Before it had a title, Beautiful Passing was originally supposed to be a rip-roaring tour-de-force for violinist Leila Josefowicz. But the illness and death of Mackey’s mother in 2008 as he was conceiving the piece made him turn it into a memorial of his mom’s serenity as she stoically made arrangements for her passing.
In the concerto’s first half, the serenely lyrical violin is interrupted several times by raucous, irritable orchestral interjections that are supposed to represent the cold, cruel world of doctors, heartless health insurance companies, rigid cable TV corporations that won’t prorate their services, and other features of modern life that we are forced to put up with till death do us part. (The orchestral retorts are, according to an old program note, based on a six-note jingle from a New Jersey Transit ticket machine!) All of this stops for a while as the violin engages in an agonized cadenza, which soon merges into a sort of consensus with the troubled orchestra, eventually settling into a serene coda that fades gently away. Violinist Anthony Marwood negotiates the work’s agonies and acceptances as easily as Josefowicz did at the Los Angeles performance in 2011.

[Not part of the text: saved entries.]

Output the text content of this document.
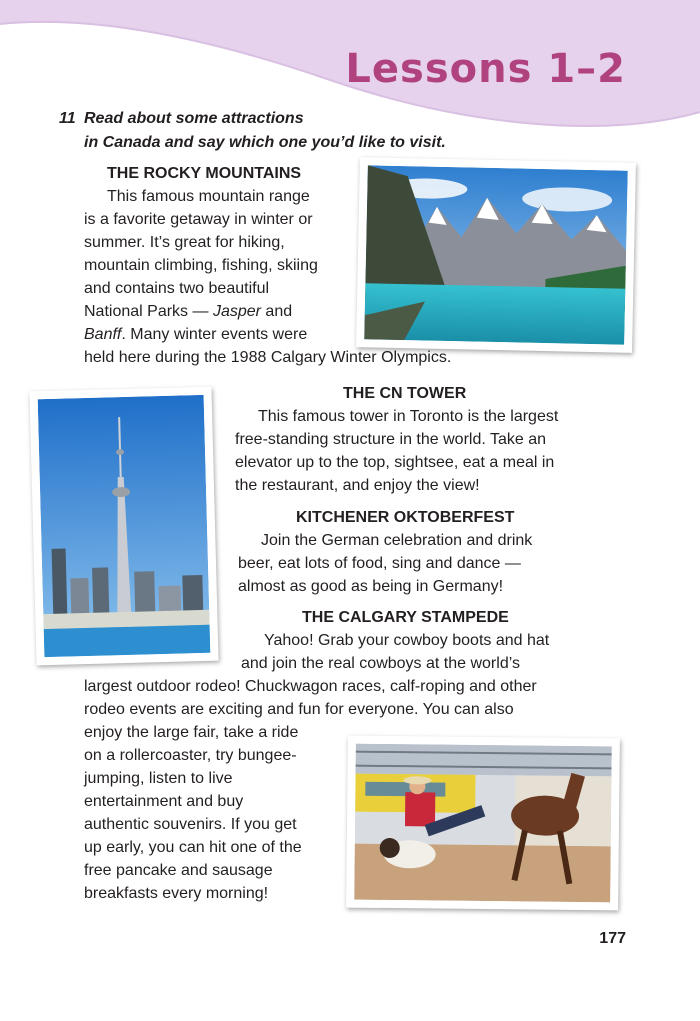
Lessons 1–2
11 Read about some attractions
in Canada and say which one you’d like to visit.
THE ROCKY MOUNTAINS
This famous mountain range
is a favorite getaway in winter or
summer. It’s great for hiking,
mountain climbing, fishing, skiing
and contains two beautiful
National Parks — Jasper and
Banff. Many winter events were
held here during the 1988 Calgary Winter Olympics.
THE CN TOWER
This famous tower in Toronto is the largest
free-standing structure in the world. Take an
elevator up to the top, sightsee, eat a meal in
the restaurant, and enjoy the view!
KITCHENER OKTOBERFEST
Join the German celebration and drink
beer, eat lots of food, sing and dance —
almost as good as being in Germany!
THE CALGARY STAMPEDE
Yahoo! Grab your cowboy boots and hat
and join the real cowboys at the world’s
largest outdoor rodeo! Chuckwagon races, calf-roping and other
rodeo events are exciting and fun for everyone. You can also
enjoy the large fair, take a ride
on a rollercoaster, try bungee-
jumping, listen to live
entertainment and buy
authentic souvenirs. If you get
up early, you can hit one of the
free pancake and sausage
breakfasts every morning!
177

Mnemosyne’s Pool is a reference to the Greek goddess of memory — and how that translates into music, according to Mackey, is that the listener is supposed to absorb awkward leaps from one note to another in the context of a note occurring earlier in the musical line. Even experienced listeners would have to have extraordinary powers of memory — or a printed score — in order to detect where these moments are in this complex, resourcefully orchestrated 43-minute symphonic canvas whose first four movements just stop in midair without coming to real conclusions.
My impressions from the premiere at Disney Hall in May 2015 with Gustavo Dudamel and the LA Phil included the observation “composer runs amok in big symphonic toyshop.” Yet repeated listening to the recording suggests there are some deeper things going on in moments like the haunting colors of the fourth movement, entitled “In Memoriam A.H.S” (Mackey’s father-in-law). As in Beautiful Passing, Mackey saves his most moving ideas for the last movement, fading in a satisfying way into the ether.
Better, then, not to care about how one note follows another. Just immerse yourself in Mackey’s opulently shifting moods, dynamic levels, tonalities, and orchestral colors.